Elena Tikhonova e Dominik Sprintzendorfer, mischiano materiali d’archivio e interviste ripercorrono la storia della musica eletronica nell’Unione sovietica. Elektro Moskva comincia dal pensiero di Lenin su cosa doveva essere il comunismo, i soviet più l’elettrificazione del paese, l’utopia di una nazione modernizzata dalla scienza e dalla politica.
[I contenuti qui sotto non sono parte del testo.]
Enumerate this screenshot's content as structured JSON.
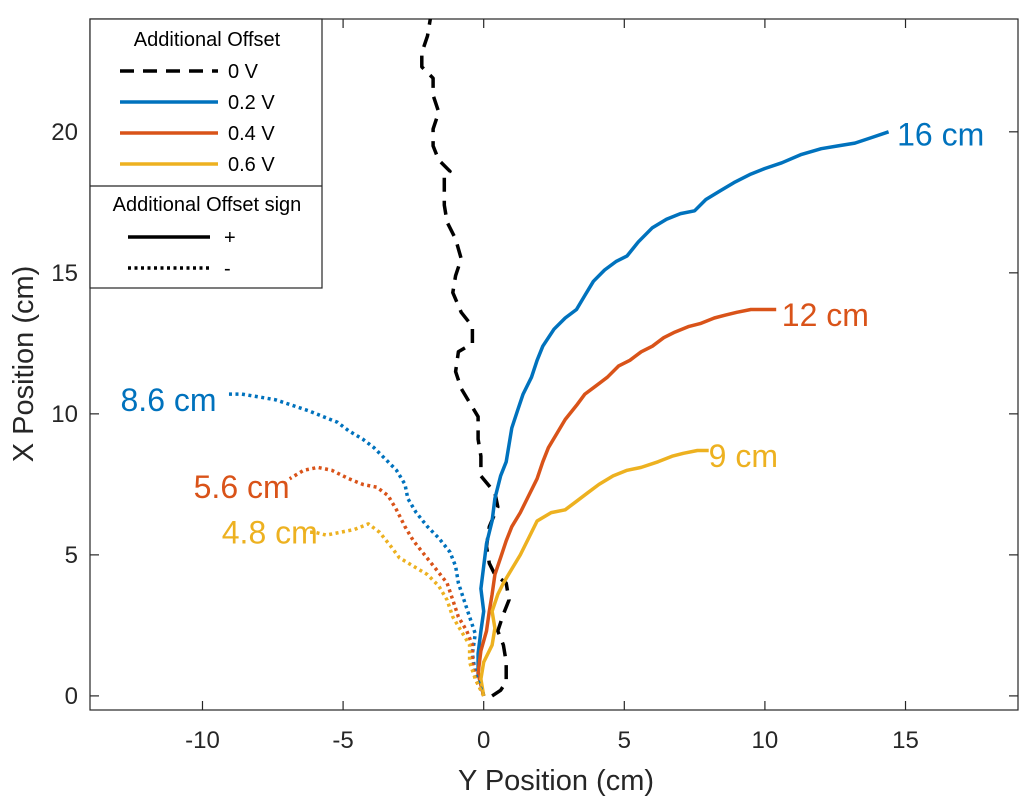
{
  "chart_data": {
    "type": "line",
    "xlabel": "Y Position (cm)",
    "ylabel": "X Position (cm)",
    "xlim": [
      -14,
      19
    ],
    "ylim": [
      -0.5,
      24
    ],
    "xticks": [
      -10,
      -5,
      0,
      5,
      10,
      15
    ],
    "yticks": [
      0,
      5,
      10,
      15,
      20
    ],
    "grid": false,
    "colors": {
      "0 V": "#000000",
      "0.2 V": "#0072BD",
      "0.4 V": "#D95319",
      "0.6 V": "#EDB120"
    },
    "legend": {
      "position": "top-left",
      "title": "Additional Offset",
      "entries": [
        {
          "label": "0 V",
          "color": "#000000",
          "style": "dashed"
        },
        {
          "label": "0.2 V",
          "color": "#0072BD",
          "style": "solid"
        },
        {
          "label": "0.4 V",
          "color": "#D95319",
          "style": "solid"
        },
        {
          "label": "0.6 V",
          "color": "#EDB120",
          "style": "solid"
        }
      ],
      "sign_title": "Additional Offset sign",
      "sign_entries": [
        {
          "label": "+",
          "style": "solid"
        },
        {
          "label": "-",
          "style": "dotted"
        }
      ]
    },
    "annotations": [
      {
        "text": "16 cm",
        "x": 14.7,
        "y": 19.9,
        "color": "#0072BD",
        "align": "start"
      },
      {
        "text": "12 cm",
        "x": 10.6,
        "y": 13.5,
        "color": "#D95319",
        "align": "start"
      },
      {
        "text": "9 cm",
        "x": 8.0,
        "y": 8.5,
        "color": "#EDB120",
        "align": "start"
      },
      {
        "text": "8.6 cm",
        "x": -9.5,
        "y": 10.5,
        "color": "#0072BD",
        "align": "end"
      },
      {
        "text": "5.6 cm",
        "x": -6.9,
        "y": 7.4,
        "color": "#D95319",
        "align": "end"
      },
      {
        "text": "4.8 cm",
        "x": -5.9,
        "y": 5.8,
        "color": "#EDB120",
        "align": "end"
      }
    ],
    "series": [
      {
        "legend": "0 V",
        "sign": "none",
        "style": "dashed",
        "color": "#000000",
        "points": [
          [
            0.3,
            0.0
          ],
          [
            0.6,
            0.2
          ],
          [
            0.8,
            0.5
          ],
          [
            0.8,
            1.2
          ],
          [
            0.7,
            1.8
          ],
          [
            0.5,
            2.3
          ],
          [
            0.7,
            2.9
          ],
          [
            0.9,
            3.4
          ],
          [
            0.8,
            4.0
          ],
          [
            0.4,
            4.3
          ],
          [
            0.2,
            4.7
          ],
          [
            0.1,
            5.3
          ],
          [
            0.2,
            6.0
          ],
          [
            0.5,
            6.7
          ],
          [
            0.4,
            7.2
          ],
          [
            -0.1,
            7.8
          ],
          [
            -0.1,
            8.5
          ],
          [
            -0.2,
            9.1
          ],
          [
            -0.2,
            9.9
          ],
          [
            -0.5,
            10.4
          ],
          [
            -0.8,
            10.9
          ],
          [
            -1.0,
            11.5
          ],
          [
            -0.9,
            12.2
          ],
          [
            -0.4,
            12.5
          ],
          [
            -0.4,
            13.1
          ],
          [
            -0.8,
            13.6
          ],
          [
            -1.1,
            14.3
          ],
          [
            -1.0,
            14.9
          ],
          [
            -0.8,
            15.5
          ],
          [
            -1.0,
            16.2
          ],
          [
            -1.3,
            16.8
          ],
          [
            -1.4,
            17.4
          ],
          [
            -1.4,
            18.0
          ],
          [
            -1.4,
            18.5
          ],
          [
            -1.2,
            18.6
          ],
          [
            -1.6,
            19.0
          ],
          [
            -1.8,
            19.5
          ],
          [
            -1.8,
            20.1
          ],
          [
            -1.6,
            20.7
          ],
          [
            -1.8,
            21.3
          ],
          [
            -1.8,
            21.9
          ],
          [
            -2.2,
            22.3
          ],
          [
            -2.2,
            22.8
          ],
          [
            -2.0,
            23.4
          ],
          [
            -1.9,
            24.0
          ]
        ]
      },
      {
        "legend": "0.2 V",
        "sign": "+",
        "style": "solid",
        "color": "#0072BD",
        "points": [
          [
            0.0,
            0.0
          ],
          [
            -0.2,
            0.8
          ],
          [
            -0.2,
            1.5
          ],
          [
            -0.1,
            2.3
          ],
          [
            0.0,
            3.0
          ],
          [
            -0.1,
            3.8
          ],
          [
            0.0,
            4.6
          ],
          [
            0.1,
            5.4
          ],
          [
            0.3,
            6.2
          ],
          [
            0.4,
            7.0
          ],
          [
            0.6,
            7.8
          ],
          [
            0.8,
            8.3
          ],
          [
            0.9,
            8.9
          ],
          [
            1.0,
            9.5
          ],
          [
            1.2,
            10.1
          ],
          [
            1.4,
            10.7
          ],
          [
            1.7,
            11.3
          ],
          [
            1.9,
            11.9
          ],
          [
            2.1,
            12.4
          ],
          [
            2.5,
            13.0
          ],
          [
            2.9,
            13.4
          ],
          [
            3.3,
            13.7
          ],
          [
            3.6,
            14.2
          ],
          [
            3.9,
            14.7
          ],
          [
            4.3,
            15.1
          ],
          [
            4.7,
            15.4
          ],
          [
            5.1,
            15.6
          ],
          [
            5.5,
            16.1
          ],
          [
            6.0,
            16.6
          ],
          [
            6.5,
            16.9
          ],
          [
            7.0,
            17.1
          ],
          [
            7.5,
            17.2
          ],
          [
            7.9,
            17.6
          ],
          [
            8.4,
            17.9
          ],
          [
            8.9,
            18.2
          ],
          [
            9.5,
            18.5
          ],
          [
            10.0,
            18.7
          ],
          [
            10.6,
            18.9
          ],
          [
            11.3,
            19.2
          ],
          [
            12.0,
            19.4
          ],
          [
            12.6,
            19.5
          ],
          [
            13.2,
            19.6
          ],
          [
            13.8,
            19.8
          ],
          [
            14.4,
            20.0
          ]
        ]
      },
      {
        "legend": "0.4 V",
        "sign": "+",
        "style": "solid",
        "color": "#D95319",
        "points": [
          [
            0.0,
            0.0
          ],
          [
            -0.2,
            0.8
          ],
          [
            -0.1,
            1.6
          ],
          [
            0.1,
            2.3
          ],
          [
            0.2,
            3.0
          ],
          [
            0.3,
            3.6
          ],
          [
            0.4,
            4.3
          ],
          [
            0.6,
            4.9
          ],
          [
            0.8,
            5.5
          ],
          [
            1.0,
            6.0
          ],
          [
            1.3,
            6.5
          ],
          [
            1.6,
            7.1
          ],
          [
            1.9,
            7.7
          ],
          [
            2.1,
            8.3
          ],
          [
            2.3,
            8.8
          ],
          [
            2.6,
            9.3
          ],
          [
            2.9,
            9.8
          ],
          [
            3.3,
            10.3
          ],
          [
            3.6,
            10.7
          ],
          [
            4.0,
            11.0
          ],
          [
            4.4,
            11.3
          ],
          [
            4.8,
            11.7
          ],
          [
            5.2,
            11.9
          ],
          [
            5.6,
            12.2
          ],
          [
            6.0,
            12.4
          ],
          [
            6.4,
            12.7
          ],
          [
            6.8,
            12.9
          ],
          [
            7.3,
            13.1
          ],
          [
            7.7,
            13.2
          ],
          [
            8.2,
            13.4
          ],
          [
            8.6,
            13.5
          ],
          [
            9.0,
            13.6
          ],
          [
            9.5,
            13.7
          ],
          [
            10.0,
            13.7
          ],
          [
            10.4,
            13.7
          ]
        ]
      },
      {
        "legend": "0.6 V",
        "sign": "+",
        "style": "solid",
        "color": "#EDB120",
        "points": [
          [
            0.0,
            0.0
          ],
          [
            -0.1,
            0.6
          ],
          [
            0.0,
            1.2
          ],
          [
            0.3,
            1.8
          ],
          [
            0.4,
            2.4
          ],
          [
            0.3,
            3.0
          ],
          [
            0.5,
            3.6
          ],
          [
            0.7,
            4.0
          ],
          [
            1.0,
            4.5
          ],
          [
            1.3,
            5.0
          ],
          [
            1.6,
            5.6
          ],
          [
            1.9,
            6.2
          ],
          [
            2.4,
            6.5
          ],
          [
            2.9,
            6.6
          ],
          [
            3.3,
            6.9
          ],
          [
            3.7,
            7.2
          ],
          [
            4.1,
            7.5
          ],
          [
            4.6,
            7.8
          ],
          [
            5.1,
            8.0
          ],
          [
            5.6,
            8.1
          ],
          [
            6.2,
            8.3
          ],
          [
            6.7,
            8.5
          ],
          [
            7.1,
            8.6
          ],
          [
            7.6,
            8.7
          ],
          [
            8.0,
            8.7
          ]
        ]
      },
      {
        "legend": "0.2 V",
        "sign": "-",
        "style": "dotted",
        "color": "#0072BD",
        "points": [
          [
            0.0,
            0.0
          ],
          [
            -0.3,
            0.8
          ],
          [
            -0.4,
            1.5
          ],
          [
            -0.3,
            2.2
          ],
          [
            -0.5,
            2.8
          ],
          [
            -0.7,
            3.4
          ],
          [
            -0.9,
            4.0
          ],
          [
            -1.0,
            4.6
          ],
          [
            -1.2,
            5.1
          ],
          [
            -1.6,
            5.6
          ],
          [
            -2.0,
            6.0
          ],
          [
            -2.4,
            6.5
          ],
          [
            -2.7,
            7.0
          ],
          [
            -2.8,
            7.5
          ],
          [
            -3.1,
            8.0
          ],
          [
            -3.5,
            8.4
          ],
          [
            -3.9,
            8.8
          ],
          [
            -4.3,
            9.1
          ],
          [
            -4.8,
            9.4
          ],
          [
            -5.2,
            9.7
          ],
          [
            -5.7,
            9.9
          ],
          [
            -6.2,
            10.1
          ],
          [
            -6.8,
            10.3
          ],
          [
            -7.4,
            10.5
          ],
          [
            -8.0,
            10.6
          ],
          [
            -8.6,
            10.7
          ],
          [
            -9.1,
            10.7
          ]
        ]
      },
      {
        "legend": "0.4 V",
        "sign": "-",
        "style": "dotted",
        "color": "#D95319",
        "points": [
          [
            0.0,
            0.0
          ],
          [
            -0.3,
            0.6
          ],
          [
            -0.4,
            1.2
          ],
          [
            -0.4,
            1.8
          ],
          [
            -0.6,
            2.3
          ],
          [
            -0.9,
            2.8
          ],
          [
            -1.1,
            3.4
          ],
          [
            -1.3,
            4.0
          ],
          [
            -1.7,
            4.5
          ],
          [
            -2.1,
            5.0
          ],
          [
            -2.5,
            5.5
          ],
          [
            -2.8,
            6.0
          ],
          [
            -3.1,
            6.6
          ],
          [
            -3.4,
            7.1
          ],
          [
            -3.8,
            7.4
          ],
          [
            -4.3,
            7.5
          ],
          [
            -4.8,
            7.7
          ],
          [
            -5.4,
            8.0
          ],
          [
            -5.9,
            8.1
          ],
          [
            -6.4,
            8.0
          ],
          [
            -6.9,
            7.7
          ]
        ]
      },
      {
        "legend": "0.6 V",
        "sign": "-",
        "style": "dotted",
        "color": "#EDB120",
        "points": [
          [
            0.0,
            0.0
          ],
          [
            -0.3,
            0.6
          ],
          [
            -0.5,
            1.2
          ],
          [
            -0.5,
            1.8
          ],
          [
            -0.8,
            2.3
          ],
          [
            -1.1,
            2.8
          ],
          [
            -1.3,
            3.4
          ],
          [
            -1.6,
            3.9
          ],
          [
            -2.0,
            4.3
          ],
          [
            -2.5,
            4.6
          ],
          [
            -3.0,
            4.9
          ],
          [
            -3.3,
            5.3
          ],
          [
            -3.7,
            5.8
          ],
          [
            -4.1,
            6.1
          ],
          [
            -4.6,
            5.9
          ],
          [
            -5.1,
            5.8
          ],
          [
            -5.6,
            5.7
          ],
          [
            -6.0,
            5.8
          ],
          [
            -6.3,
            5.8
          ]
        ]
      }
    ]
  }
}
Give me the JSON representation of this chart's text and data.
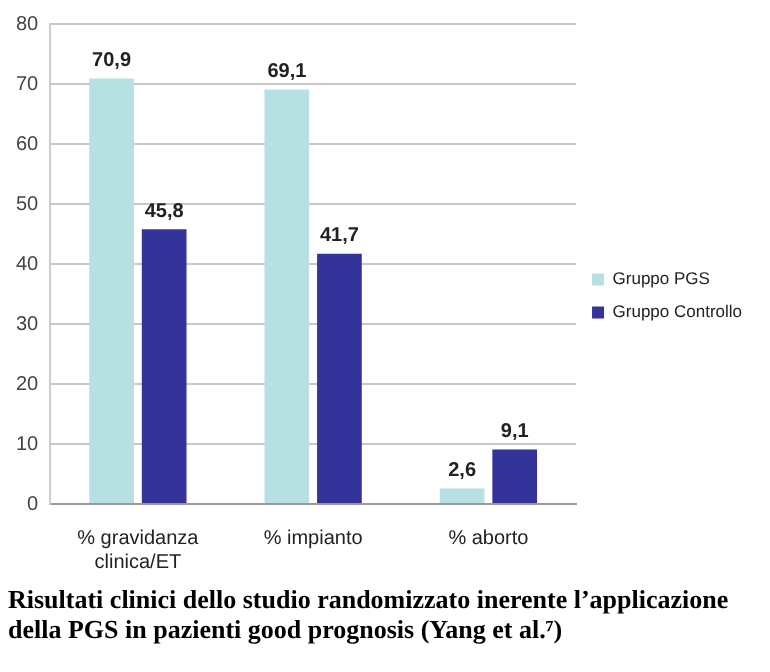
{
  "chart_data": {
    "type": "bar",
    "categories": [
      "% gravidanza clinica/ET",
      "% impianto",
      "% aborto"
    ],
    "series": [
      {
        "name": "Gruppo PGS",
        "color": "#b7e0e2",
        "values": [
          70.9,
          69.1,
          2.6
        ],
        "value_labels": [
          "70,9",
          "69,1",
          "2,6"
        ]
      },
      {
        "name": "Gruppo Controllo",
        "color": "#333399",
        "values": [
          45.8,
          41.7,
          9.1
        ],
        "value_labels": [
          "45,8",
          "41,7",
          "9,1"
        ]
      }
    ],
    "ylim": [
      0,
      80
    ],
    "yticks": [
      0,
      10,
      20,
      30,
      40,
      50,
      60,
      70,
      80
    ],
    "grid": "y",
    "legend": "right",
    "annotations": [
      "Risultati clinici dello studio randomizzato inerente l’applicazione della PGS in pazienti good prognosis (Yang et al.⁷)"
    ]
  }
}
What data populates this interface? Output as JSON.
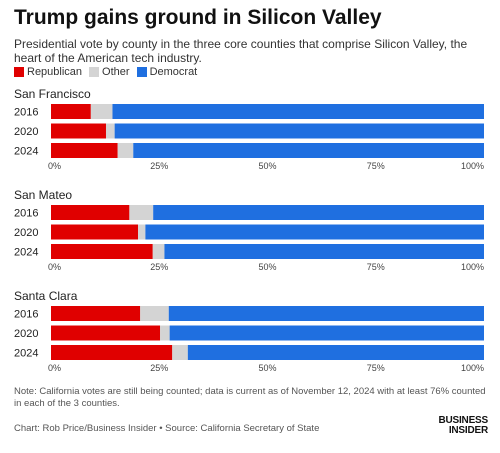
{
  "title": "Trump gains ground in Silicon Valley",
  "subtitle": "Presidential vote by county in the three core counties that comprise Silicon Valley, the heart of the American tech industry.",
  "legend": [
    {
      "label": "Republican",
      "color": "#e00000"
    },
    {
      "label": "Other",
      "color": "#d4d4d4"
    },
    {
      "label": "Democrat",
      "color": "#1f6fe0"
    }
  ],
  "chart_data": [
    {
      "type": "bar",
      "orientation": "horizontal",
      "stacked": true,
      "title": "San Francisco",
      "categories": [
        "2016",
        "2020",
        "2024"
      ],
      "series": [
        {
          "name": "Republican",
          "values": [
            9.2,
            12.7,
            15.4
          ]
        },
        {
          "name": "Other",
          "values": [
            5.0,
            2.0,
            3.6
          ]
        },
        {
          "name": "Democrat",
          "values": [
            85.8,
            85.3,
            81.0
          ]
        }
      ],
      "x_ticks": [
        "0%",
        "25%",
        "50%",
        "75%",
        "100%"
      ],
      "xlim": [
        0,
        100
      ]
    },
    {
      "type": "bar",
      "orientation": "horizontal",
      "stacked": true,
      "title": "San Mateo",
      "categories": [
        "2016",
        "2020",
        "2024"
      ],
      "series": [
        {
          "name": "Republican",
          "values": [
            18.1,
            20.1,
            23.5
          ]
        },
        {
          "name": "Other",
          "values": [
            5.5,
            1.7,
            2.7
          ]
        },
        {
          "name": "Democrat",
          "values": [
            76.4,
            78.2,
            73.8
          ]
        }
      ],
      "x_ticks": [
        "0%",
        "25%",
        "50%",
        "75%",
        "100%"
      ],
      "xlim": [
        0,
        100
      ]
    },
    {
      "type": "bar",
      "orientation": "horizontal",
      "stacked": true,
      "title": "Santa Clara",
      "categories": [
        "2016",
        "2020",
        "2024"
      ],
      "series": [
        {
          "name": "Republican",
          "values": [
            20.6,
            25.2,
            28.0
          ]
        },
        {
          "name": "Other",
          "values": [
            6.6,
            2.2,
            3.6
          ]
        },
        {
          "name": "Democrat",
          "values": [
            72.8,
            72.6,
            68.4
          ]
        }
      ],
      "x_ticks": [
        "0%",
        "25%",
        "50%",
        "75%",
        "100%"
      ],
      "xlim": [
        0,
        100
      ]
    }
  ],
  "note": "Note: California votes are still being counted; data is current as of November 12, 2024 with at least 76% counted in each of the 3 counties.",
  "credit": "Chart: Rob Price/Business Insider • Source: California Secretary of State",
  "logo": {
    "line1": "BUSINESS",
    "line2": "INSIDER"
  }
}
Ed ecco poi le storie di Alexei Borisov, musicista e compositore underground, il destino straordinario di Leon Teremin, fisico, che nel 1919 inventa il Theremin, il primo strumento elettronico, e poi viene deportato in Siberia dove continuerà a fabbricare invenzioni per il Kgb. «L’ideale sarebbe arrivare a una terza via, tra il capitalismo e la follia russa» dice un giovane scienziato di oggi. La libertà è nella composizione stessa più che nel risultato musicale. La sfida del Fid, delle sue immagini, del corpo a corpo con la realtà.